I’ll look more at obfuscators in Chapter 14, “Protecting Your Intellectual Property.”

Experimenting with New Code

While looking at source code is a useful way to see how something works, there are times when you really need to run the code for a complete understanding. But writing a complete Visual Studio .NET solution to test the behavior of a single component is a lot of work. When you’re just exploring, it’s useful to have some tools that let you instantiate a new component and explore its behavior without a lot of overhead. I’ll show you a pair of these tools in this section.

nogoop .NET Component Inspector

One of the best tools I’ve found for this is the nogoop .NET Component Inspector ($19.95 from www.nogoop.com/product_1.html). You might think of .NET Component Inspector as a generalized test bench for all sorts of .NET components and classes. By using this utility, you can find out what a new bit of code does without the bother of writing a dedicated test application.

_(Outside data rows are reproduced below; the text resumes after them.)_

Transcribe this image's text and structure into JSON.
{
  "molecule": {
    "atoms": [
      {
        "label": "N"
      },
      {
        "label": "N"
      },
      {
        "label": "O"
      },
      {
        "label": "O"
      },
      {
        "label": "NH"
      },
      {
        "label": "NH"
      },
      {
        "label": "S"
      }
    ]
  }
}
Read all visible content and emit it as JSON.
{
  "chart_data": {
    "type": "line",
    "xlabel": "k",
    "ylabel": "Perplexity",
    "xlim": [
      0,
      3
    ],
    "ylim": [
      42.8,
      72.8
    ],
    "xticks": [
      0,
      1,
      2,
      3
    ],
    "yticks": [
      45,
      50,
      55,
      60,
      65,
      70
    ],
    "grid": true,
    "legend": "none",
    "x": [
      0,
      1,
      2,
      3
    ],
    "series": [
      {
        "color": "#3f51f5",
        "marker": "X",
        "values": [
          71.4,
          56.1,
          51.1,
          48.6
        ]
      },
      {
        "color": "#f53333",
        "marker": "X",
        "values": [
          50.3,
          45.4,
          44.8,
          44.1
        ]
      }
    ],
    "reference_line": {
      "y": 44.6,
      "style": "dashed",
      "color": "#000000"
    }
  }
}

Figure 7.5 shows the .NET Component Inspector in action. In this case, I’ve decided to investigate the SqlConnection object. The steps for doing so were easy:

1. Right-click the System.Data assembly on the GAC tab and select Open. This loads the namespace information for the particular assembly.

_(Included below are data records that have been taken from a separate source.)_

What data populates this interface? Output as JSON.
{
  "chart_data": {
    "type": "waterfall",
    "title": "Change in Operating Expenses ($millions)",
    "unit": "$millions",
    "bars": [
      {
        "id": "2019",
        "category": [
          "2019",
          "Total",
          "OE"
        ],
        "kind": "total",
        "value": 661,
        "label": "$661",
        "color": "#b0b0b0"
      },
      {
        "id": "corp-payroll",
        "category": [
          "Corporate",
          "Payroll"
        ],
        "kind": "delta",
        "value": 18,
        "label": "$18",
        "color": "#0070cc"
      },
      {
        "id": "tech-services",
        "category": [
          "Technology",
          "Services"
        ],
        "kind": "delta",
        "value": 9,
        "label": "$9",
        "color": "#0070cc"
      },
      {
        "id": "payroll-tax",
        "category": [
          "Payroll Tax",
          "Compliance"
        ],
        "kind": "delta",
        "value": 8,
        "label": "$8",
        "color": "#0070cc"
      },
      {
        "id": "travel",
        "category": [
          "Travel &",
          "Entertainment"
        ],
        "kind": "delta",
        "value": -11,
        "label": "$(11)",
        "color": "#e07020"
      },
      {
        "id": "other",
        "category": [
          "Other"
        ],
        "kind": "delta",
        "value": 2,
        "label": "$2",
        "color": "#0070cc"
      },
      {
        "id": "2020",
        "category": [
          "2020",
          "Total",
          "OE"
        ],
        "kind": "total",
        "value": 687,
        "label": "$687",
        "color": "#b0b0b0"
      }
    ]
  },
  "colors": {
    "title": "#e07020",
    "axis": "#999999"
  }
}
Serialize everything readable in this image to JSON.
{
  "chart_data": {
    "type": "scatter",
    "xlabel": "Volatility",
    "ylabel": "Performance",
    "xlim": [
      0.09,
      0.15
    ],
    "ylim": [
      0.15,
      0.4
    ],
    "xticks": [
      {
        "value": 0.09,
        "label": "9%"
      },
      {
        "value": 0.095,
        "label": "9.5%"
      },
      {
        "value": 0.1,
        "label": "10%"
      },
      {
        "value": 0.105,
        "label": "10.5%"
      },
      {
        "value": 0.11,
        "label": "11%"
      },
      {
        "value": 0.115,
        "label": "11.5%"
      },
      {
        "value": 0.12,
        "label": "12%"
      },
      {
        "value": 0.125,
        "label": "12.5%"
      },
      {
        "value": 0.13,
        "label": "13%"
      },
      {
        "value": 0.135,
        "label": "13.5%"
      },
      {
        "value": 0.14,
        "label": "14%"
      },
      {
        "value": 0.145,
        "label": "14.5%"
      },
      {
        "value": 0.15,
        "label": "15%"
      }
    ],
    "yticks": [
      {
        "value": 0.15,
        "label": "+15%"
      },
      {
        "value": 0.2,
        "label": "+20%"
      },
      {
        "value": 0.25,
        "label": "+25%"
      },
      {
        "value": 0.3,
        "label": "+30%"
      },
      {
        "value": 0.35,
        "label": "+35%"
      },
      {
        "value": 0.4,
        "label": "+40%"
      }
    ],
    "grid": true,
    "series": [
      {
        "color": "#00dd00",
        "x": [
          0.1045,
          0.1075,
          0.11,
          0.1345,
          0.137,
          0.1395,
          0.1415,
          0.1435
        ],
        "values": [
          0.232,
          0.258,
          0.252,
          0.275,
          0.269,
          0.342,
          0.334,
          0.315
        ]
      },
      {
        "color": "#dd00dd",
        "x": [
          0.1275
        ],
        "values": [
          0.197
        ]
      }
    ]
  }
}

2. Drill down in the Assemblies/Types tree to locate the SqlConnection object. The object is shown in boldface to indicate that it’s creatable. I dragged SqlConnection to the Objects pane to create a new instance of the object.

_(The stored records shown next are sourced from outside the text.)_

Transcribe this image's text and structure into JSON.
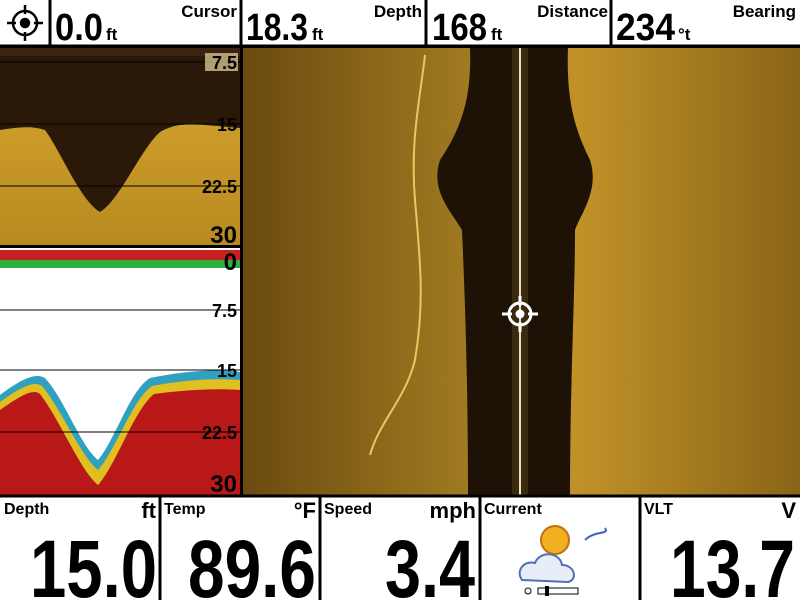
{
  "top_bar": [
    {
      "value": "0.0",
      "unit": "ft",
      "label": "Cursor"
    },
    {
      "value": "18.3",
      "unit": "ft",
      "label": "Depth"
    },
    {
      "value": "168",
      "unit": "ft",
      "label": "Distance"
    },
    {
      "value": "234",
      "unit": "°t",
      "label": "Bearing"
    }
  ],
  "down_imaging_scale": [
    "7.5",
    "15",
    "22.5",
    "30"
  ],
  "sonar_scale": [
    "0",
    "7.5",
    "15",
    "22.5",
    "30"
  ],
  "bottom_bar": [
    {
      "label": "Depth",
      "unit": "ft",
      "value": "15.0"
    },
    {
      "label": "Temp",
      "unit": "°F",
      "value": "89.6"
    },
    {
      "label": "Speed",
      "unit": "mph",
      "value": "3.4"
    },
    {
      "label": "Current"
    },
    {
      "label": "VLT",
      "unit": "V",
      "value": "13.7"
    }
  ]
}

3. Right-click on the object and select Event Logging to log its events.

4. Click in the ConnectionString property. The Parameters window shows me that this property requires a string, so I type in the string and click Set Prop.

5. Click in the Open method. Then click the Invoke Method button in the Parameters window. This actually calls the Open method on a live copy of the object, and the property values and Event Log tab get automatically updated.

Figure 7.5: Using nogoop .NET Component Inspector

As you can see, the .NET Component Inspector also has a Control Design Surface pane. That’s because it also lets you test .NET controls in either design mode or run mode. Figure 7.6 shows an instance of the Windows.Forms.ProgressBar control being tested in the .NET Component Inspector framework.

Figure 7.6: Testing a control

Snippet Compiler

Another useful tool for exploratory development is the free Snippet Compiler (www.sliver.com/dotnet/SnippetCompiler/). Unlike .NET Component Inspector, Snippet Compiler works by letting you write code to exercise a new component—but it does so with a minimum of overhead. When you install Snippet Compiler, it will locate an icon in the tray area of your Windows Taskbar. Double-click the icon to open the minimal integrated development environment (IDE) shown in Figure 7.7.

Figure 7.7: Snippet Compiler

Snippet Compiler lets you work in either C# or VB.NET, and it can handle console, Windows Forms, or ASP.NET snippets. It’s got a reasonable selection of IDE features (like marking errors and color-coding), and it lets you get code up and running quickly. You wouldn’t want to try to build an entire project with this tool, but for those times when you want to answer a simple question about how some code works, it’s the perfect complement to a more full-featured IDE like Visual Studio .NET.

By using Ildasm or Reflector to inspect source code and .NET Component Inspector or Snippet Compiler to investigate the behavior of a control or component, you can easily evaluate new pieces of code that you’re thinking of incorporating into your applications—whether they’re supplied in source code form or as compiled components.